Pochi fortunati conoscono di persona Ferruccio Civra, Qualcuno in più, specie se studioso della musica barocca e di Schütz in particolare, ne conosce nel mondo i pochissimi libri che ha pubblicato in oltre quarant’anni di studio della musica.

Incisione del maestro Giovanni Maina
I suoi contributi in materia sono in qualche modo assoluti: la pubblicazione dei suoi saggi specialistici ha come esaurito, ogni volta, la materia trattata, rendendo superflua ogni ulteriore pubblicazione. Così è stato per Heinrich Schutz, ripubblicato recentemente dalle Edizioni Epos, 386 pagine, euro 34,80.
Per chi volesse approfondire le informazioni su questo libro, famosissimo tra i culturi della materia a livello mondiale, sono disponibili on line l’indice e l’incipit.
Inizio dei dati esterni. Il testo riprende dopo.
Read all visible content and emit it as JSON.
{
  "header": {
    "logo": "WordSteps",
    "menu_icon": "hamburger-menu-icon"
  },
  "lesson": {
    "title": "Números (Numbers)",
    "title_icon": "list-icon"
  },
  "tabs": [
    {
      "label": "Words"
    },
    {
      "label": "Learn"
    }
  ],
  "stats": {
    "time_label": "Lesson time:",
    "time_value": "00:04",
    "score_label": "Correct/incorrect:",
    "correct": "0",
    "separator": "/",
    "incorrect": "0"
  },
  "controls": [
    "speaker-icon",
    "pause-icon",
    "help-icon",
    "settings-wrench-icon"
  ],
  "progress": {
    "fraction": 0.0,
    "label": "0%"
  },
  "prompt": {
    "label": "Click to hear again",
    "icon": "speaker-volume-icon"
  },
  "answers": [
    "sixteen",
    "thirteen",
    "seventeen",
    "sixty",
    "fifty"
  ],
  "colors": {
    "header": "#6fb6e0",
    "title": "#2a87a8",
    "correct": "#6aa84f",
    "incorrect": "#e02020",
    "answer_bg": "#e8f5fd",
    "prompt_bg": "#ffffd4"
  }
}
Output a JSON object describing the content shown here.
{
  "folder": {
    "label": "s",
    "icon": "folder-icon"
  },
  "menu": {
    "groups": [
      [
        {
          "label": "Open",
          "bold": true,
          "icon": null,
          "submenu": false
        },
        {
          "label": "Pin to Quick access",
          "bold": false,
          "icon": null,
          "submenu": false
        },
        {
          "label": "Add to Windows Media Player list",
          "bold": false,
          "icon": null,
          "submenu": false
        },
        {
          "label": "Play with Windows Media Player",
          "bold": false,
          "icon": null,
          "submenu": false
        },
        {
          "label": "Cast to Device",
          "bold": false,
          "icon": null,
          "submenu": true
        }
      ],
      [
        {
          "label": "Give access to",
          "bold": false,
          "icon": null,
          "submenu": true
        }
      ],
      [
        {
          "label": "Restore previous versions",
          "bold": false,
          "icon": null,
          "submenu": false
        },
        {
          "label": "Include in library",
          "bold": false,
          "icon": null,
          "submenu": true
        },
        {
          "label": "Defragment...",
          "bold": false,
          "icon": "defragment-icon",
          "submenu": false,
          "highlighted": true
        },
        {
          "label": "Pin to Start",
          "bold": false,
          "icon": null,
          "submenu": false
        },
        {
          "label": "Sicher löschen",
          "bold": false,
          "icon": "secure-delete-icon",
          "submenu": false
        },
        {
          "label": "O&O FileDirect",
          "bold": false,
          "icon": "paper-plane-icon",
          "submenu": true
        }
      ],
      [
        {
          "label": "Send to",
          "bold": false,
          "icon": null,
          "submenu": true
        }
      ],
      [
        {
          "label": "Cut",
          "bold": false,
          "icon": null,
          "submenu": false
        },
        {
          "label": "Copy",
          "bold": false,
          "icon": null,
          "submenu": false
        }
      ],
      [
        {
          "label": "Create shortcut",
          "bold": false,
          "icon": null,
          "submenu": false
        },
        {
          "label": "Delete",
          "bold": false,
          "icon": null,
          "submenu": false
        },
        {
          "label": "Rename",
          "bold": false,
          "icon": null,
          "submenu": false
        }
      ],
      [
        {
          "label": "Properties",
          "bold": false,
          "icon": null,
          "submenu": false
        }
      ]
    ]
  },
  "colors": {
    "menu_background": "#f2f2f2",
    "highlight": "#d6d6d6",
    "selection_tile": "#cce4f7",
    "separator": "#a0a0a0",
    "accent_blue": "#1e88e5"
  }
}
Altra opera apprezzatissima dell’anziano sacerdote, pubblicata dalla LIM di Modena, è Musica poetica. Retorica e poetica nel periodo della Riforma, 215 pagine per 26 euro.

Ferruccio Civra
Da tempo, mancava invece dalle libreria un terzo e apprezzatissimo lavoro del maestro piemontese, originario di Cercenasco. Pubblicato oltre dieci anni or sono da Scolastica e poi scomparso insieme alla casa editrice, Melancholia generosissima è più di un saggio sulla musica o sull’estetica. Già il sottotitolo lascia intuire il percorso: coscienza inquieta dell’artista tra fede e bellezza.
Attraverso la testimonianza autobiografica di tre artisti singolarmente esemplari, A. Dürer, O. di Lasso, H: Schütz, il saggio si propone quale esercizio di riflessione e memoria sul problema della bellezza, così come intesa al tempo che corre dalla soglie della Rinascenza alla pienezza dell’età barocca, Ovvero, se sia la ballezza via intellettuale di perfezione e salvezza oppure misterioso dono divino.
Scomparso come dicevamo dalle librerie, Melancholia generosissima torna disponibile ai lettori e agli studiosi in tiratura limitatissima, nell’elegante edizione cartonata e illustrata originale.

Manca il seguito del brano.